First candidate to speak at the #2020gunsafetyforum is South Bend Mayor Pete Buttigieg. He calls out white nationalist extremist violence. Proposes $1 billion to address domestic terrorism.

October 2, 2019


Next at the #2020GunSafety forum in Las Vegas: Former HUD Secretary Julián Castro. He comes out of the gate with ideas about better tracking ammunition, and making it more expensive/difficult to get.

October 2, 2019


Next up at the #2020GunSafety forum: former Senator Cory Booker.

Off tops is speaking on his personal connection gun violence as a Newark resident.

“People in certain communities are living in war zones.”

October 2, 2019


Next candidate in stage at #2020GunSafety is Senator Elizabeth Warren. Immediately calls out Mitch McConnell for holding up movement on federal gun legislation

October 2, 2019

House Speaker Nancy Pelosi and Congressman Adam Schiff, the chairman of the House intelligence committee, delivered a stern warning to the White House: attempts to “stonewall” the impeachment inquiry “will be considered further evidence of obstruction of justice”.

“We’re not fooling around here,” Schiff said, speaking at an unusually crowded press conference.

Pelosi said Trump’s threats against the whistleblower and officials who spoke with the whistleblower are “dangerous”.

The whistleblower has the right under statue to remain anonymous and we will do everything in our power to make sure that that whistleblower is protected,” Schiff said.

He said Trump’s attacks were engaging in “a blatant effort to intimidate witnesses, it’s an incitement of violence. I would hope that we’re starting to see members of both parties speaking out against attacking this Whistleblower and others that have pertinent information.”
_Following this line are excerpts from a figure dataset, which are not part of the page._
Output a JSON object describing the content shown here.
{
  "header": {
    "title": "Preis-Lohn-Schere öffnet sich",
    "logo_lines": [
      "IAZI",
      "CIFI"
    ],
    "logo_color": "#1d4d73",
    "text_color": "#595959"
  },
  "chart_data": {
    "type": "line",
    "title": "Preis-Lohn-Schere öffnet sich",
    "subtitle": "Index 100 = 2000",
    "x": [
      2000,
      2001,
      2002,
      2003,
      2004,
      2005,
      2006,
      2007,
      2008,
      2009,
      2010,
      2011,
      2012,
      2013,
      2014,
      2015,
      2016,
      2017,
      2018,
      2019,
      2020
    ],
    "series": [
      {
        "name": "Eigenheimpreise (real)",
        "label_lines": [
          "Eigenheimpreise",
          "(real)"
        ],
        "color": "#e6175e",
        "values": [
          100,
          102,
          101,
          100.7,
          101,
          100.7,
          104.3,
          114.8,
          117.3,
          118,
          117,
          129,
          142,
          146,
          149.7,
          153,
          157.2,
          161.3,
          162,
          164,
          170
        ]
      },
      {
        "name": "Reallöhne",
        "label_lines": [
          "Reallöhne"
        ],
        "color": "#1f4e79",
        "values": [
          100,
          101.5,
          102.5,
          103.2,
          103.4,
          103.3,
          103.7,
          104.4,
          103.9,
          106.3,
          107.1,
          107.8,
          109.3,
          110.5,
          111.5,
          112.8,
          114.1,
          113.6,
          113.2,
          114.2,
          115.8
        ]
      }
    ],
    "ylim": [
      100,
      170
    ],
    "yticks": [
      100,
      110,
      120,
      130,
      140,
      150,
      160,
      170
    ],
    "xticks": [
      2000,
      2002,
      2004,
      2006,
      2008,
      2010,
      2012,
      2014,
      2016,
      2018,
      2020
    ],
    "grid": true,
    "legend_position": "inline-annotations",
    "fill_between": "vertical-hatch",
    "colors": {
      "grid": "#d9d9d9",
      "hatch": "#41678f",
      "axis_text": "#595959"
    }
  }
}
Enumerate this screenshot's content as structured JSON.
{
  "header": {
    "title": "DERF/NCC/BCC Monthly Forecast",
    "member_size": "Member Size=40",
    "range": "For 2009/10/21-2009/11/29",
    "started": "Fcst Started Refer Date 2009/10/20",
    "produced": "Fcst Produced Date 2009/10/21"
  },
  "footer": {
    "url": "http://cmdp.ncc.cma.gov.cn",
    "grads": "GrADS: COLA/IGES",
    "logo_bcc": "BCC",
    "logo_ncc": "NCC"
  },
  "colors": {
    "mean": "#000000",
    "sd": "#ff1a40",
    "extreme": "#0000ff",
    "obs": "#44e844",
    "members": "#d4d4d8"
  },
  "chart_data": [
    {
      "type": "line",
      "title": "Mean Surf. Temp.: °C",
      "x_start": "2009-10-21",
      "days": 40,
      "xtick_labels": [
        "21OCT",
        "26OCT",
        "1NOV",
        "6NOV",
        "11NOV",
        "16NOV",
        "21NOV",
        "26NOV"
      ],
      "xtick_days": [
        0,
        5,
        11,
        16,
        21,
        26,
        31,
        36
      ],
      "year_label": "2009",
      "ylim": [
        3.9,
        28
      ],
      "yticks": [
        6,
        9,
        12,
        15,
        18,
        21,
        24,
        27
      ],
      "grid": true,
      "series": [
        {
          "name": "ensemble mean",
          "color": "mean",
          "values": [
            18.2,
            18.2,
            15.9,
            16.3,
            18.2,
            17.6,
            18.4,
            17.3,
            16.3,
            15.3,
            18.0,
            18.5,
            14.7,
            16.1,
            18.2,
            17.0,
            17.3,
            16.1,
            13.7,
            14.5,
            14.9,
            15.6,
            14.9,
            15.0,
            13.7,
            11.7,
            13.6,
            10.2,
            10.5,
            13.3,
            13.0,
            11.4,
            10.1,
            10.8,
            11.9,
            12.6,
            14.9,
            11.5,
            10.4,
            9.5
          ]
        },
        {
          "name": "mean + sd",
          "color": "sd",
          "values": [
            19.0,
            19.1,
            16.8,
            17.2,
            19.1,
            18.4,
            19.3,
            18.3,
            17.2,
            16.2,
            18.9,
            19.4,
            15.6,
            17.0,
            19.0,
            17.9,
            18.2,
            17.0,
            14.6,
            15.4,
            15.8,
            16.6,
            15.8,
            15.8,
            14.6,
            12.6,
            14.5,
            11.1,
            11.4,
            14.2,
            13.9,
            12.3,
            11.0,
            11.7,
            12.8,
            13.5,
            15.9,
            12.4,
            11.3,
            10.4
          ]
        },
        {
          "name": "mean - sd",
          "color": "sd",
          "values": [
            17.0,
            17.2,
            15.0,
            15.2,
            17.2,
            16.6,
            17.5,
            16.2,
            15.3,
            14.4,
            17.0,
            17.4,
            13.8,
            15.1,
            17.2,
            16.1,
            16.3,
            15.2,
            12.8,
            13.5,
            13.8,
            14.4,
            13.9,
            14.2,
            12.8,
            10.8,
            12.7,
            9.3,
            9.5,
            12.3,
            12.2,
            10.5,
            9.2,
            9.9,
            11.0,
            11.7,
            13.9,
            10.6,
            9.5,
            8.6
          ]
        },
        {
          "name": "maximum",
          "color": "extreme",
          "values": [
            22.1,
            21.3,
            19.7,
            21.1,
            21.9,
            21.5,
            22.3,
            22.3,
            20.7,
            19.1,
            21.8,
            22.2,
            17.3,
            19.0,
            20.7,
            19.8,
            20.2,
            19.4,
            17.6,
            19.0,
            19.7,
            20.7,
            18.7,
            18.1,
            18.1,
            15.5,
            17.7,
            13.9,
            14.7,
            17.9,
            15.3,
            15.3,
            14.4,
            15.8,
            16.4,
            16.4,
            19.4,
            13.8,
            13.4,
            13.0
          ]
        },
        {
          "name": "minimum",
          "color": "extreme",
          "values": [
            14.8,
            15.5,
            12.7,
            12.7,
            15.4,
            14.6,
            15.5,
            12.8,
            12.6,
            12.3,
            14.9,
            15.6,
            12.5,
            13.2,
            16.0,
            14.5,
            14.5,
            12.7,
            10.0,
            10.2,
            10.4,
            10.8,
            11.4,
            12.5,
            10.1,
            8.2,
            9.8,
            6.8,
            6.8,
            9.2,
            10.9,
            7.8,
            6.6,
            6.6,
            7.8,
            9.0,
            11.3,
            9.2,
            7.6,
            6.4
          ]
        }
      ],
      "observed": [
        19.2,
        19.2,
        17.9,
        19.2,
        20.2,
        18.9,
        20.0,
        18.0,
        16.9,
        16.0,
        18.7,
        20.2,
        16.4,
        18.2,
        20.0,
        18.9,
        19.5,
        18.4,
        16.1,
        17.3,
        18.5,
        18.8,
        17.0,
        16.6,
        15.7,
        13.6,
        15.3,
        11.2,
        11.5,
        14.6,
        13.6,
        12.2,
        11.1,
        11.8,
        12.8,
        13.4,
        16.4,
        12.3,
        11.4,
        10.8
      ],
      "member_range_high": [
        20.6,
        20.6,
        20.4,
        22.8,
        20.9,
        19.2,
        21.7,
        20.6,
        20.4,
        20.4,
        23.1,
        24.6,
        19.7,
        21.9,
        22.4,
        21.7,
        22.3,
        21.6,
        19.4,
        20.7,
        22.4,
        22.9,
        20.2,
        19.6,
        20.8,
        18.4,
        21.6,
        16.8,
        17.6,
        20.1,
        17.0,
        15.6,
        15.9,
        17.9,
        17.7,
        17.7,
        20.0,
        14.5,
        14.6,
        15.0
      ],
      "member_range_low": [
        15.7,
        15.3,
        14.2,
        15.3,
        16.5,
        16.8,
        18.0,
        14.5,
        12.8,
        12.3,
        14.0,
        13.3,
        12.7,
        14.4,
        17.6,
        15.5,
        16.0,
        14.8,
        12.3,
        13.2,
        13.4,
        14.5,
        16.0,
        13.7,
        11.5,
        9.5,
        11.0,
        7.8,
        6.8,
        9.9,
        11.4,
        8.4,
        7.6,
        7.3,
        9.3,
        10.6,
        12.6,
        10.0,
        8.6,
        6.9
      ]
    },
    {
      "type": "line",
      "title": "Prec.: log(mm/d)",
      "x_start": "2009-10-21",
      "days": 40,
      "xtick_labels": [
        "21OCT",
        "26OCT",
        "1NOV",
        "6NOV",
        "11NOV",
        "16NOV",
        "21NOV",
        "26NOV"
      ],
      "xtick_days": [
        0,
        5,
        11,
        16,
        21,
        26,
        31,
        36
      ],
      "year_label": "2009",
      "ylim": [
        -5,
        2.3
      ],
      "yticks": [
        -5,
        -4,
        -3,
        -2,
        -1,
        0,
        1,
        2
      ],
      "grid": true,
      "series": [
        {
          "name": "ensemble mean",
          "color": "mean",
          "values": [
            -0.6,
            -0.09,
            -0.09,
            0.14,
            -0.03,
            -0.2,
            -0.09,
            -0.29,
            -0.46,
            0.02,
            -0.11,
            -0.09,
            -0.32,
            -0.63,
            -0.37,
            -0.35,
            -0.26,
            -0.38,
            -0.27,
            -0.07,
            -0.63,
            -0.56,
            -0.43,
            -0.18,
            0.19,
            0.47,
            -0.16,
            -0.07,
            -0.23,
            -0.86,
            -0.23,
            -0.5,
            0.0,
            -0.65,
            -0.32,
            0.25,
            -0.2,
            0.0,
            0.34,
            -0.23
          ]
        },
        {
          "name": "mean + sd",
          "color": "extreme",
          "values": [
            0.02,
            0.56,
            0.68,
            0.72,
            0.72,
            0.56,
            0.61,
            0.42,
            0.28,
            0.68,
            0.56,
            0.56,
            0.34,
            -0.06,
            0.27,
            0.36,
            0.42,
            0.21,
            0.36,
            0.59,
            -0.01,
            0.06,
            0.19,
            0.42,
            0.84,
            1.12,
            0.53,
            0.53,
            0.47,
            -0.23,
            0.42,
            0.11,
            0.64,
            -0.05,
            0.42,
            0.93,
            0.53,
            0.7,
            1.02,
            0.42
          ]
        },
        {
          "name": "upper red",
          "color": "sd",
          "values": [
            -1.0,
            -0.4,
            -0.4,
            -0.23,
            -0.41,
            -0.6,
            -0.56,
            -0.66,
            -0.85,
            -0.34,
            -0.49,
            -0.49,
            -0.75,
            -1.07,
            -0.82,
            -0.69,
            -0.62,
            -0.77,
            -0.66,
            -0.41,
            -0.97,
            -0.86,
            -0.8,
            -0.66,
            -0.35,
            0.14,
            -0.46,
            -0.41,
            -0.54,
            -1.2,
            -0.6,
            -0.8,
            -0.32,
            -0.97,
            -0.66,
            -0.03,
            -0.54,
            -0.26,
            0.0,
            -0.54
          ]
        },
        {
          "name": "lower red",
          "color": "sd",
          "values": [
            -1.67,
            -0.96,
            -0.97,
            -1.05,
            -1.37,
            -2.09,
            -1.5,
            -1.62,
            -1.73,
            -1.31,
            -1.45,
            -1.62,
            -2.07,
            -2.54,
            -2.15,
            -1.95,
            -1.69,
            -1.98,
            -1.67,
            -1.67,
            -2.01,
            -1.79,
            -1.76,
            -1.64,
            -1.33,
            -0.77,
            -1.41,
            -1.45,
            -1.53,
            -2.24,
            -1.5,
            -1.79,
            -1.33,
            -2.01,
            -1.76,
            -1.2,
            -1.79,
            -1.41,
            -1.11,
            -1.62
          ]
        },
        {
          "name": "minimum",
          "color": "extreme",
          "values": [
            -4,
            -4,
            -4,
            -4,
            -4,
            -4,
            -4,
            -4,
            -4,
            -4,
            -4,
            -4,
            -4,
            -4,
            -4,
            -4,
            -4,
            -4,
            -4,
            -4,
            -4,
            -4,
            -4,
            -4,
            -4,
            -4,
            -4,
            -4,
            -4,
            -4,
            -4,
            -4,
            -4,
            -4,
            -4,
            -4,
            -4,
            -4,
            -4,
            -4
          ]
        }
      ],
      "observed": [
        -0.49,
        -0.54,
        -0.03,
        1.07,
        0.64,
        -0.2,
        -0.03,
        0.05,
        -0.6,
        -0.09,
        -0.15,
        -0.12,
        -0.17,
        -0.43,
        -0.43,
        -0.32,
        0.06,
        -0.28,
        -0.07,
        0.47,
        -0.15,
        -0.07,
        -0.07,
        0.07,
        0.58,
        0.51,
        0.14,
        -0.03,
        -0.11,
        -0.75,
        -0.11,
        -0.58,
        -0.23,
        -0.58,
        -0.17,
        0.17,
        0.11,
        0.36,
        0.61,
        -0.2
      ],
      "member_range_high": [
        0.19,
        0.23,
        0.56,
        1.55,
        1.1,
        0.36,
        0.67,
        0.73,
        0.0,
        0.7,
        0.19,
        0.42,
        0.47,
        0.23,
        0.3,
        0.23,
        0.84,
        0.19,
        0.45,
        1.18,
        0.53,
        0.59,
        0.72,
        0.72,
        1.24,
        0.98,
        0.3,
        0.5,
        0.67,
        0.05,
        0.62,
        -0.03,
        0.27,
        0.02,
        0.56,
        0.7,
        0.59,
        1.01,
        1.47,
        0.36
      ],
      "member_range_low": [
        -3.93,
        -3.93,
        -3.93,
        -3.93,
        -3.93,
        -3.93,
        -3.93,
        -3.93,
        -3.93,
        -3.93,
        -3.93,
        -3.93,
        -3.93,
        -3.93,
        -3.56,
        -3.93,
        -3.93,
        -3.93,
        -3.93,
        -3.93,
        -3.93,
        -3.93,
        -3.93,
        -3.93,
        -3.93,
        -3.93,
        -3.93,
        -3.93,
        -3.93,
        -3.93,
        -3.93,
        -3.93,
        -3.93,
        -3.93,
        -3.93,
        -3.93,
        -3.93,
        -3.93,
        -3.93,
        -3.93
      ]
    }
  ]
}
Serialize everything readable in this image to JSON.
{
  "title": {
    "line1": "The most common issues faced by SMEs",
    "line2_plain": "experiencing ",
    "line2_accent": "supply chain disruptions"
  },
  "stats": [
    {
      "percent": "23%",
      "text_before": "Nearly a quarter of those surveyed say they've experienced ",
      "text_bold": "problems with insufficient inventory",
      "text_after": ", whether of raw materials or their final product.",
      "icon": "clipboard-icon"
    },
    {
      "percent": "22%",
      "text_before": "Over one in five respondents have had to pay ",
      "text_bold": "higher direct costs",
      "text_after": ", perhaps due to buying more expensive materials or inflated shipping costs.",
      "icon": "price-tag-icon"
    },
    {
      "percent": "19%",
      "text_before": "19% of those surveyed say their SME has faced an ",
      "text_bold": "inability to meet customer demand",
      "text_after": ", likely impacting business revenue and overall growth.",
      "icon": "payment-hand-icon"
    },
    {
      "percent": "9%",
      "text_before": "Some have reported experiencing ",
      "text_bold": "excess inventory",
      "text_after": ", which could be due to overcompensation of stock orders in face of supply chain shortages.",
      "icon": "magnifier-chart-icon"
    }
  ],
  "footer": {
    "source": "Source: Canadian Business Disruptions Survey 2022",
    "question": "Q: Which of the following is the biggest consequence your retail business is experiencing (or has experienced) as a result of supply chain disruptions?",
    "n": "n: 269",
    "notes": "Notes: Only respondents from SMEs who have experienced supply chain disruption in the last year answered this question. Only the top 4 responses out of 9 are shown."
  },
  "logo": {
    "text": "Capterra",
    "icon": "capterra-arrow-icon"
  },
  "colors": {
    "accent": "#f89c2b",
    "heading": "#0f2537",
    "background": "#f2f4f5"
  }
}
“The president probably doesn’t realize how dangerous his statement is,” Pelosi added.

Schiff outlined the actions taken by the three key committees leading the impeachment inquiry. He said the chairman expect Rudy Giuliani to comply with the subpoena they issued on Monday. He said they are “deeply concerned about Secretary Pompeo’s effort now to potentially interfere with witnesses whose testimony is needed before our committee.”

Congressman Elijah Cummings, the chairman of the Oversight and Reform Committee, notified the panel on Wednesday of his intention to subpoena the White House if it did not comply by Friday with a request for documents related to Trump’s efforts to pressure Ukrianian leaders to investigate Biden.

“I do not take this step lightly,” Cummings said in a statement. “Over the past several weeks, the committees tried several times to obtain voluntary compliance with our requests for documents, but the White House has refused to engage with — or even respond to — the committees.”

Kurt Volker, the former US special envoy to Ukraine, who resigned from his post last week, is due to appear before the committee on Thursday.

Next week, Marie Yovanovitch, the former US ambassador to Ukraine who was ousted from her post in May, will also sit for a joint deposition with the committees.

“We’re very busy,” Schiff said. “We are proceeding deliberately but at the same time we feel a real sense of urgency here.”

Both defended the inquiry against attacks by Republicans, some of who have conceded that it was problematic but does not amount to impeachment.

Pelosi said Trump’s behavior on the call, which Democrats allege amounts to an attempt by a president to solicit foreign intervention in a US election, is “absolutely” serious enough to be an impeachable offense. She says he undermined national security, his oath of office and the US Constitution.

“It’s hard to imagine a set of circumstances that would have alarmed the Founders more than what’s on that call,” Schiff said. “It’s hard to imagine a more corrupt course of conduct.”